"This is a keystone project and it is important in so many ways – it revitalizes an existing power plant site and utilizes active transmission lines, enhances grid stability, fills the reliability gap created by intermittent renewables, provides emission-free electricity, supports California's sustainability goals and mandates, significantly benefits the local community, and ultimately provides affordable electricity to consumers," said Curt Morgan, chief executive officer of Vistra. "A battery system of this size and scale has never been built before. As our country transitions to a clean energy future, batteries will play a pivotal role and the Vistra Moss Landing project will serve as the model for utility-scale battery storage for years to come."
Housed inside the power plant's completely refurbished former turbine building and spanning the length of nearly three football fields, Phase I of the battery system can power approximately 225,000 homes during peak electricity pricing periods. The system is made up of more than 4,500 stacked battery racks or cabinets, each containing 22 individual battery modules, which capture excess electricity from the grid, largely during high solar-output hours, and can release the power when energy demand is at its highest and solar electricity is declining, usually early morning and late afternoon.
Phases I and II of the Vistra Moss Landing Energy Storage Facility are backed up by long-term resource adequacy contracts with Pacific Gas and Electric Company (PG&E).
"We appreciate the strong working relationship we've developed with PG&E on multiple projects and look forward to continuing to help meet its resource adequacy requirements and provide clean, reliable, and affordable power to Californians," Morgan said.
Vistra's Moss Landing site provides a unique opportunity for extensive future expansion of the battery storage system. With its existing infrastructure and the physical space for potential growth, this world-class industrial-zoned site can support up to 1,500 MW/6,000 MWh of storage capacity should market and economic conditions support it. With the development permit already in place and the site in condition for expansion, Vistra will be able to move quickly when that time comes.

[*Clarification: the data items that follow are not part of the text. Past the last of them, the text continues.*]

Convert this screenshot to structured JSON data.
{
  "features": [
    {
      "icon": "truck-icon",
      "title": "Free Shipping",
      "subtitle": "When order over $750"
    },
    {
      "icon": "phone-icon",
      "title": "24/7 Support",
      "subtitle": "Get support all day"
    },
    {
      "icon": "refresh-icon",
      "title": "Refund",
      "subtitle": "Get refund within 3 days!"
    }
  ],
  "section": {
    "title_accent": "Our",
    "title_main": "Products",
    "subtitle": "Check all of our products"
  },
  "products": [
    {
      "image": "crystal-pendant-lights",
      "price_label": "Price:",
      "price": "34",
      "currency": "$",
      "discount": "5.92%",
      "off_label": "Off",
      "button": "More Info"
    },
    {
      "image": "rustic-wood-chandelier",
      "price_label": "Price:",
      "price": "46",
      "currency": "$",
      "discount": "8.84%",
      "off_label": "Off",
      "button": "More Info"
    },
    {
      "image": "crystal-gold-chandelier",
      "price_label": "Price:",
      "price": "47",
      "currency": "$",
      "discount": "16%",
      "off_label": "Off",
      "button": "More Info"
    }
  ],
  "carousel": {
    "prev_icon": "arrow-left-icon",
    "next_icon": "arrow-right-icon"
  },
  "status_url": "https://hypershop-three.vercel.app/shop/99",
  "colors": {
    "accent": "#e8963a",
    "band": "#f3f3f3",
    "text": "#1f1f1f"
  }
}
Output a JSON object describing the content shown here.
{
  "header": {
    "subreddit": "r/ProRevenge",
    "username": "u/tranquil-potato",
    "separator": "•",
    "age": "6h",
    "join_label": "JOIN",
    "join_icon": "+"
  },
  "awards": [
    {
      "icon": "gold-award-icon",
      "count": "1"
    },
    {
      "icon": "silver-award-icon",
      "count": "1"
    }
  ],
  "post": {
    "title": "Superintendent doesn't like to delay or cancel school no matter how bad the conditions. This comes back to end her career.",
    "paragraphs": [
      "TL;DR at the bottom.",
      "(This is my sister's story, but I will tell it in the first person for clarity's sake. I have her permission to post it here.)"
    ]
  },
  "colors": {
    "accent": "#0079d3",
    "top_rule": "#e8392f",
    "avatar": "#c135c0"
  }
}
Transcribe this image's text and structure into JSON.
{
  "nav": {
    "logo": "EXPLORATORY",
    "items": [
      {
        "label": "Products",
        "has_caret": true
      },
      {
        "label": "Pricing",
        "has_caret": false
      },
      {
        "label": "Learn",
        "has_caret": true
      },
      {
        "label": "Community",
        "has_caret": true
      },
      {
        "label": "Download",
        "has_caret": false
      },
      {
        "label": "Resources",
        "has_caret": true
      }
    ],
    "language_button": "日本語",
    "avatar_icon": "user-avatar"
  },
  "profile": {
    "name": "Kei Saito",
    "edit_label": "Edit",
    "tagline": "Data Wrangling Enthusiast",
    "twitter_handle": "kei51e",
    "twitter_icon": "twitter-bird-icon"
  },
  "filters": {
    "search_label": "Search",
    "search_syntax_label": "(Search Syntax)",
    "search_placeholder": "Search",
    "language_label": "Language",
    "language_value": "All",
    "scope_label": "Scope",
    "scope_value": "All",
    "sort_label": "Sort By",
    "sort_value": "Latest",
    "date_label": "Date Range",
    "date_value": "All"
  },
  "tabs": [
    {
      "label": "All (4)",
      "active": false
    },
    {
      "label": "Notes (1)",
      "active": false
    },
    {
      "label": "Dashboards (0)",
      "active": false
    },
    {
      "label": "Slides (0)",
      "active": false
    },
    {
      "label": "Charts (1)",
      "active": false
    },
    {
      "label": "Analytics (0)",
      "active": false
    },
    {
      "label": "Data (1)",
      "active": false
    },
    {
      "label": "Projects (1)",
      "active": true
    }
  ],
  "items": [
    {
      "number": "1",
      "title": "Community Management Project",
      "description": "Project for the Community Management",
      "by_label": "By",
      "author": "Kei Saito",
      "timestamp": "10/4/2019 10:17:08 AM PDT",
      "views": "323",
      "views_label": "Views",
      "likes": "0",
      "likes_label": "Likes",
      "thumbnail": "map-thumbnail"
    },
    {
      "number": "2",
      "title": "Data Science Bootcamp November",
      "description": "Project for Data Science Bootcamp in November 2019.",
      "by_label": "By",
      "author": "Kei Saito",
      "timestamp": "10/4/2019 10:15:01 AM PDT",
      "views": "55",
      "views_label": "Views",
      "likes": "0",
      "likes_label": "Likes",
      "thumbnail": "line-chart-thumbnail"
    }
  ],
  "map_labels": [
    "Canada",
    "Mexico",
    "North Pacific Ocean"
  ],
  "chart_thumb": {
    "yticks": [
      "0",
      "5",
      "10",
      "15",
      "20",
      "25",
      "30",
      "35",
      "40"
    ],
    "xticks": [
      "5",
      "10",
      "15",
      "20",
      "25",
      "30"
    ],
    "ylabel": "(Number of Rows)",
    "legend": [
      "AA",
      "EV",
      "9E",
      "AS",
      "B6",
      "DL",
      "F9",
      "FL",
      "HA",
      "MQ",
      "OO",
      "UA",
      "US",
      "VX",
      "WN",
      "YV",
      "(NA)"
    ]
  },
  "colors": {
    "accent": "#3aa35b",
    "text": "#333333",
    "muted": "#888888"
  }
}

Vistra is a market leader in utility-scale battery energy storage development and commercialization. Its Moss Landing project is the flagship of its 4,000-MW zero-carbon Vistra Zero portfolio, which includes a total of five battery projects in California and Texas:
California State Senator John Laird said, "As the largest of its kind in the world, the Vistra Zero Moss Landing Energy Storage Facility will store renewable energy, releasing it when it is needed most. It is meaningful, ambitious projects like these that will help to pave the way to a 100% clean energy future for California and the rest of the world."